HMR also weathered staffing shortages exacerbated by the COVID-19 pandemic. It does so through a scholarship program, paying for the education of any certified nursing assistant employed by the company who wants to pursue a higher-level licensed practical nursing degree.

“We help cover the cost of their tuition and books. We provide them a mentor to help guide them through the program, all while they can continue to work on this flexed academic schedule that builds professional growth for the individual and provides us a constant source of new nurses,” Keogler said. “I think it’s those innovative practices, which we’ve accelerated over the last two years, that really caught the attention of our state partners.”

A huge cost benefit

There are other reasons South Carolina’s more than 386,000 veterans and their families may choose a veterans home.

“It’s really camaraderie and connection,” Keogler said. “There’s a true brotherhood that exists in the service and that comes out later on in life.”

Also, there’s a huge cost benefit to families when they select a state veterans home. With military service benefits, their cost is far less than that of a traditional nursing home.

The federal government pays states a daily rate which can cover up to 50% of the homes’ operating costs. For veterans deemed at least 70% disabled due to injuries related to their military service, their cost is covered in full, Hilliard said.

The remaining costs are covered by state taxes or by the veterans themselves, said Hilliard, who was previously HMR’s executive vice president of operations.
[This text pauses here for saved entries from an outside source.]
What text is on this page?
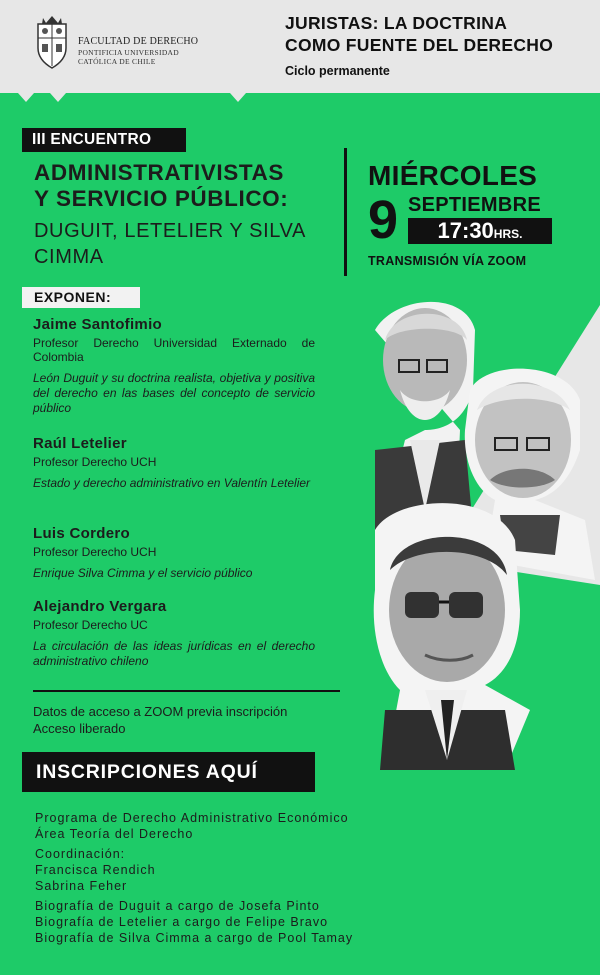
FACULTAD DE DERECHO
PONTIFICIA UNIVERSIDAD CATÓLICA DE CHILE
JURISTAS: LA DOCTRINA
COMO FUENTE DEL DERECHO
Ciclo permanente
III ENCUENTRO
ADMINISTRATIVISTAS
Y SERVICIO PÚBLICO:
DUGUIT, LETELIER Y SILVA CIMMA
MIÉRCOLES
9 SEPTIEMBRE
17:30HRS.
TRANSMISIÓN VÍA ZOOM
EXPONEN:
Jaime Santofimio
Profesor Derecho Universidad Externado de Colombia
León Duguit y su doctrina realista, objetiva y positiva del derecho en las bases del concepto de servicio público
Raúl Letelier
Profesor Derecho UCH
Estado y derecho administrativo en Valentín Letelier
Luis Cordero
Profesor Derecho UCH
Enrique Silva Cimma y el servicio público
Alejandro Vergara
Profesor Derecho UC
La circulación de las ideas jurídicas en el derecho administrativo chileno
Datos de acceso a ZOOM previa inscripción
Acceso liberado
INSCRIPCIONES AQUÍ
Programa de Derecho Administrativo Económico
Área Teoría del Derecho
Coordinación:
Francisca Rendich
Sabrina Feher
Biografía de Duguit a cargo de Josefa Pinto
Biografía de Letelier a cargo de Felipe Bravo
Biografía de Silva Cimma a cargo de Pool Tamay
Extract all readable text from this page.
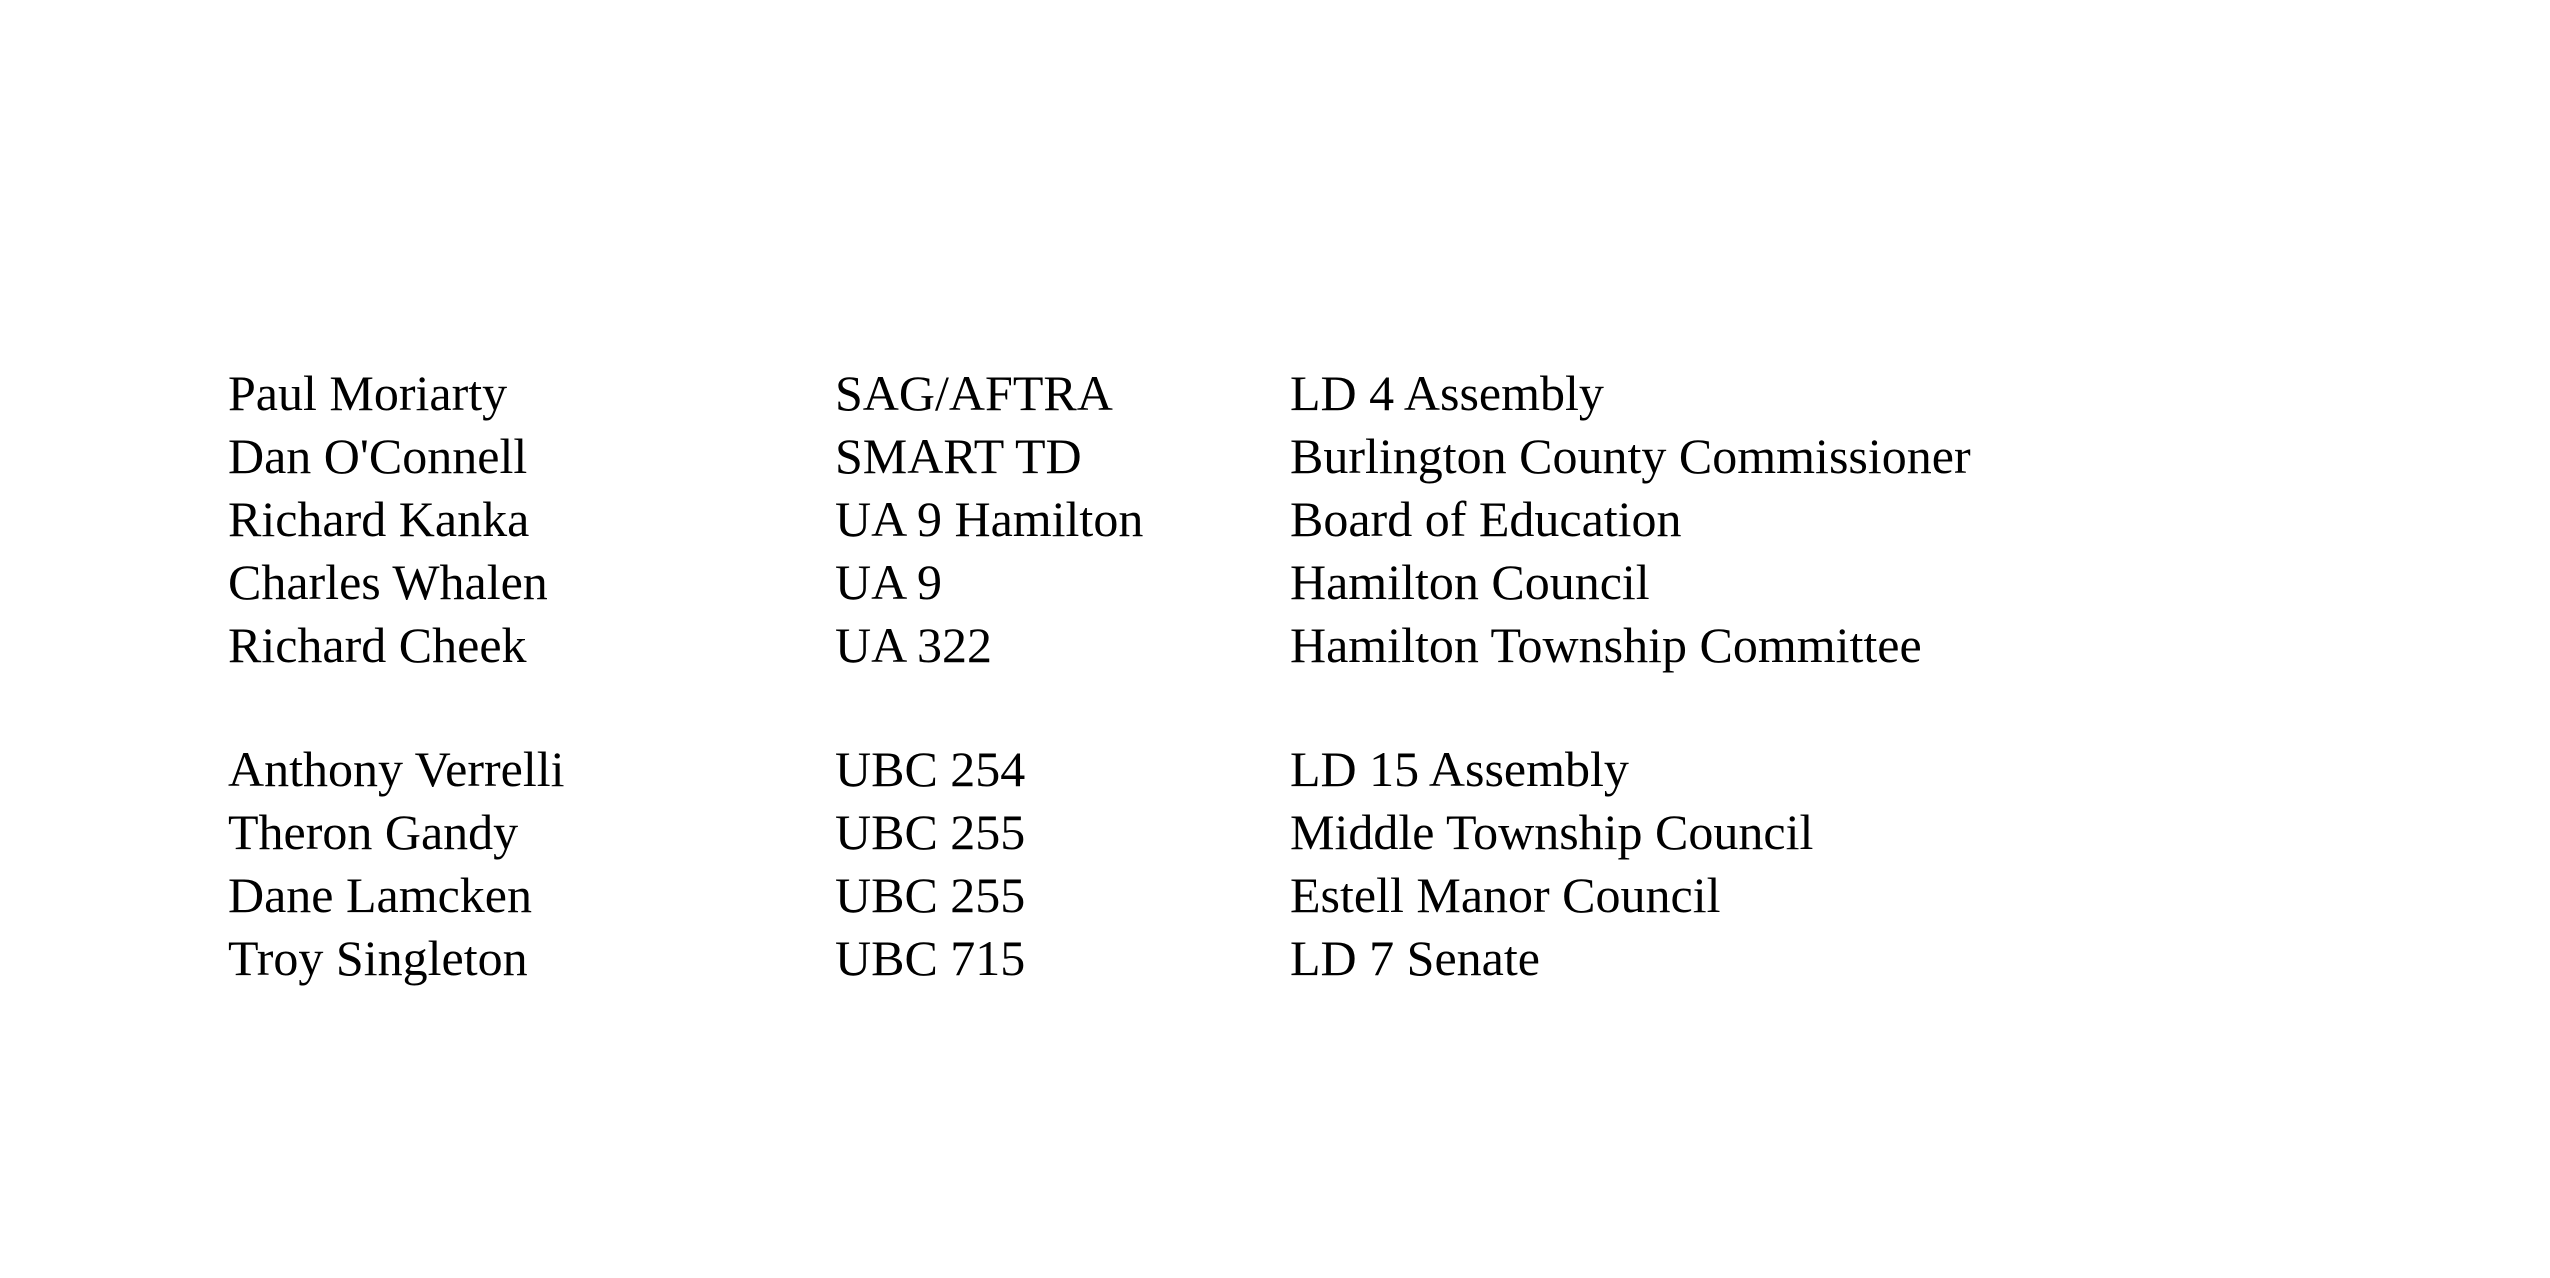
Paul Moriarty	SAG/AFTRA	LD 4 Assembly
Dan O'Connell	SMART TD	Burlington County Commissioner
Richard Kanka	UA 9 Hamilton	Board of Education
Charles Whalen	UA 9	Hamilton Council
Richard Cheek	UA 322	Hamilton Township Committee
Anthony Verrelli	UBC 254	LD 15 Assembly
Theron Gandy	UBC 255	Middle Township Council
Dane Lamcken	UBC 255	Estell Manor Council
Troy Singleton	UBC 715	LD 7 Senate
He joined the state agency in April 2024 after it took over the homes’ operations from the state mental health agency.

Above average

South Carolina also is in the minority of states — one of 13 — that pay private contractors to run all of its homes, though more states are trending that direction, Hilliard said.

While private contractors run the homes, the state public health agency and the U.S. Department of Veterans Affairs are tasked with inspecting them. And the state veterans agency employs someone on site at each home, Hilliard said.
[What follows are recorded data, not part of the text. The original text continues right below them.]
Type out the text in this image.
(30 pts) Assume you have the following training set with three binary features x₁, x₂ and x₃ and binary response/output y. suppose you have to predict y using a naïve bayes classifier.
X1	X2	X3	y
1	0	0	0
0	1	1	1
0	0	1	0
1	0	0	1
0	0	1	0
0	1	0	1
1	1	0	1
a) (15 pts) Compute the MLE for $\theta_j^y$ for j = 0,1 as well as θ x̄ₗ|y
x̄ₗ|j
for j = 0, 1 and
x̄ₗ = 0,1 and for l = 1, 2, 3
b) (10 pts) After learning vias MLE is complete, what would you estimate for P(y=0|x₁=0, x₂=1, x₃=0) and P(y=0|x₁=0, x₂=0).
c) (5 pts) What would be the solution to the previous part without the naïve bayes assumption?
“Our homes consistently perform at or above national averages,” he said.

Three of the four HMR-run homes in South Carolina have recently received high marks.

State and federal regulators inspected the Anderson and Walterboro homes seven times over the past four years. Some reviews were the result of complaints and required the homes to make improvements. But each received a government rating of four out of five stars.

The Gaffney home has gone through four inspections and one improvement plan in that time and has a perfect rating.

The Florence home, however, sits at a two out of five. Federal reports site shortfalls in a handful of patient treatment plans for residents with medical issues including diabetes, a feeding tube and ulcers and bedsores.

The state home in Columbia, which is run by Avalon Health Care Group rather than HMR, also has a two-star rating. The same group also runs the state’s newest veterans’ home in Sumter, which opened in January. It hasn’t been rated yet.

HMR also made headlines in 2018, when the wife of a U.S. Air Force veteran alleged her husband suffered repeat infections, hospitalizations and unexplained bruises while he was in the Walterboro home, the Independent Mail reported.

And in May 2018, HMR settled a $425,000 lawsuit involving a veteran at the Anderson home who had a latex glove lodged in his airway. He died five days later.

Hilliard, who was still working for HMR at the time, told the Independent Mail: “Health care is a very litigious environment. A settlement does not constitute an admission of liability.”

State Department of Public Health investigations around this time found 13 violations involving “policies and procedures, staff training, resident records, resident care and medication administration.” The agency fined HMR $3,600.